In “Styles” Duvall again traces history — the families and farms, the seasonal camps, that dotted an area in Jay called The Glen. Duvall writes the area is “surrounded by mountains and treasured for its beauty … where my heart is … home for the last 24 years.”

But “Styles” is not just about history and beauty, it’s an examination of the well-known sought-after balance between “Forever Wild” and development. In his excellent foreward, Philip Terrie writes “Duvall finds the paradoxical but probably inevitable juxtaposition of serenity and tension … how such a paradise can be threatened …”

Duvall focuses on two threats. In 2006, the owners of Highland Farms sought Adirondack Park Agency approval to subdivide 700 acres into 18 building lots on either side of Styles Brook. In response to the proposal, Duvall and her neighbors create Friends of the Glen “to encourage informed and responsible private stewardship, support conservation easements on private property, and advocate for adding to state-protected holdings.”

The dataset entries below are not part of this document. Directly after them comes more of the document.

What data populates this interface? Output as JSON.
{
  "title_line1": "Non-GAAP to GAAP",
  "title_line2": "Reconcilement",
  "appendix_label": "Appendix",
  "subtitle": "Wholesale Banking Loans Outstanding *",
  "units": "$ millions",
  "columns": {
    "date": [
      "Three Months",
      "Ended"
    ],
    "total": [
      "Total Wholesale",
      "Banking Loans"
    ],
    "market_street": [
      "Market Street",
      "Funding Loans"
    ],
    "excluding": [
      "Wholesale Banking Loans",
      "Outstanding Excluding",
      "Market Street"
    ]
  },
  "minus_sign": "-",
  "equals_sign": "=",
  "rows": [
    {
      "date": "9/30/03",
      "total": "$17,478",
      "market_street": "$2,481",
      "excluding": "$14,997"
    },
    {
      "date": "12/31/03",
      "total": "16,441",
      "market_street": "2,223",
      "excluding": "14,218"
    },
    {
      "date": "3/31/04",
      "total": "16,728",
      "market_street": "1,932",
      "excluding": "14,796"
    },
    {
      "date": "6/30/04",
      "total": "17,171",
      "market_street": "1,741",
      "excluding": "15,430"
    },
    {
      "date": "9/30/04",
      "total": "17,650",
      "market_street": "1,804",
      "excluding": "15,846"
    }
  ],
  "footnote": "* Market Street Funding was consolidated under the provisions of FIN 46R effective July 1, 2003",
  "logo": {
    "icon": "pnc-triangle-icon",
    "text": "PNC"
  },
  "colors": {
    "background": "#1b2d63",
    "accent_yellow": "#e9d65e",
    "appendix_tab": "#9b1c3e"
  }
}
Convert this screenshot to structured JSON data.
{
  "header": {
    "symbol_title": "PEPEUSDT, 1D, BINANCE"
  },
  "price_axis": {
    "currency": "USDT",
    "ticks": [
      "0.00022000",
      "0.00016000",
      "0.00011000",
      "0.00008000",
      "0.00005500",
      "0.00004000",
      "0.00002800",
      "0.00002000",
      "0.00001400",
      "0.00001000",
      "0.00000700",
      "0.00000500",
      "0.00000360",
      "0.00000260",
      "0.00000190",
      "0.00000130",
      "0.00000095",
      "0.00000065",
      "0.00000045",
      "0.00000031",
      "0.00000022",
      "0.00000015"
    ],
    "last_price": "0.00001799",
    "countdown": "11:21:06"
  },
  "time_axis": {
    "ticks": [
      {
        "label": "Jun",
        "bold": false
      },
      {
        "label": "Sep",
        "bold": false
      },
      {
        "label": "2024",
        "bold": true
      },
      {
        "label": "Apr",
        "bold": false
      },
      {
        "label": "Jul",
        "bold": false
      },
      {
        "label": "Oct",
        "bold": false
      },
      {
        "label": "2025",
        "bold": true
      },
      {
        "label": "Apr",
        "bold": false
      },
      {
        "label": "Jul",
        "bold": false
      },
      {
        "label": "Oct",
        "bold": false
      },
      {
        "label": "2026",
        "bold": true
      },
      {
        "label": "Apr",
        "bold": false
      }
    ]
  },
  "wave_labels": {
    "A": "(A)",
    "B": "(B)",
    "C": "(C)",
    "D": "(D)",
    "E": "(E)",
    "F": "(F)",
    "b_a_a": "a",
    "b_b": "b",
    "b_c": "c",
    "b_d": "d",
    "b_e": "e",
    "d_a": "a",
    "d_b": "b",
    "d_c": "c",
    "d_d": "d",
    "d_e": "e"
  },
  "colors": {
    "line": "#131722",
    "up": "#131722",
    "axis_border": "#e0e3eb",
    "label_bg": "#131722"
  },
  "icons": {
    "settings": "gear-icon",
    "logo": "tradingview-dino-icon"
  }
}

Duvall and Friends of the Glen work hard to preserve their serene landscape. Lawyers are hired, modifications sought, agreements pursued. But not all their wishes are granted. Still, Duvall told North Country Public Radio, “I’m happy because it could have been worse.” And she is aware of the irony of her efforts: “We’d rather see animals than houses, not acknowledging that we ourselves had encroached on others’ need for privacy.”

The second threat she addresses is one that impacted almost all of us, August 2011’s Hurricane Irene, which reshaped much of the Adirondacks. Duvall describes the damage done in the Adirondacks and the controversial responses to the disaster. The dredging of the AuSable River was proposed, but the AuSable River Association argued that would cause “communities downstream to flood faster and more often.”

As she was in her discussion of the subdivision, Duvall is detailed and fair in her presentation of the complexities of how best to respond to a natural disaster. And she is tireless in attending meetings, gathering information, bringing it to politicians and other decision-makers.

“Where the Styles Brook” is Duvall’s meditation on and exploration of the Adirondack conundrum: how to preserve the glorious landscape while living in it. She writes richly of this beauty, and its fragility.